# String Theory: Why should(n't) the string snap?

My question is related to a comment in the margin of the popularising site The Official String Theory Web Site.

There are two basic types of string theories: those with closed string loops that can break into open strings, shown above, and those with closed string loops that can't break into open strings, shown below

Is this a choice in a specific theory or is a consequence of an underlying principle inside the theory? How can a closed string break inside one theory and not in another, what prevents it or induces the breaking?

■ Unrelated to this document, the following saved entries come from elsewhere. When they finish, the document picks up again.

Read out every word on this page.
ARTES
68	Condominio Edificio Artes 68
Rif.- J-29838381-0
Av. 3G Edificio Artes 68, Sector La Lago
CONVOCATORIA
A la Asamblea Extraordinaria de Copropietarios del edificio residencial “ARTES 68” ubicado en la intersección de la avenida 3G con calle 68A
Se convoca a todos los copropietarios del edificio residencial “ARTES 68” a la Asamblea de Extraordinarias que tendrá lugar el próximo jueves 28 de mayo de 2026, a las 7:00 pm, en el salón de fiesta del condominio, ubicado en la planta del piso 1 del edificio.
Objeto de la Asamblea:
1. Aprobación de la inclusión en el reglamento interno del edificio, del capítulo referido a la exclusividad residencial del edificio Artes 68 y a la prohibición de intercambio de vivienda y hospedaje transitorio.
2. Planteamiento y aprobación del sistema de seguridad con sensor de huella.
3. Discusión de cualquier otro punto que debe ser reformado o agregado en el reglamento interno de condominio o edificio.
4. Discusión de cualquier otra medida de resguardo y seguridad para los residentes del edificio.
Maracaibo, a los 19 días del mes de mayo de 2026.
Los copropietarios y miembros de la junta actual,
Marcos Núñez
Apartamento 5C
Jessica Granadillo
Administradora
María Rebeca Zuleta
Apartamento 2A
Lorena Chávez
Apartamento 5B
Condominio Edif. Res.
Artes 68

• This just depends on weather or not your theory includes D-branes. Since an open string has to end o such a brane, there are only open strings in a theory with branes. Jan 8, 2015 at 11:32

Towards the end of the 1980s people realised that open strings could also end on dynamical $D$-branes, thus preserving Lorentz invariance. This meant that you could have open strings in theories where previously they didn't crop up. In particular Type II string theories contain open strings which end on types of $D$-brane. For technical reasons to do with the field content of the theory, only certain dimensions of $D$-brane are allowed!
But even with $D$-branes there are still some string theories in which you can't have open strings at all! These are the heterotic theories. In such string theories, the left and right moving oscillations along the string have different amounts of supersymmetry. It turns out this is fine if the string is closed, but not allowed for open strings! So there are no open string states in a heterotic theory.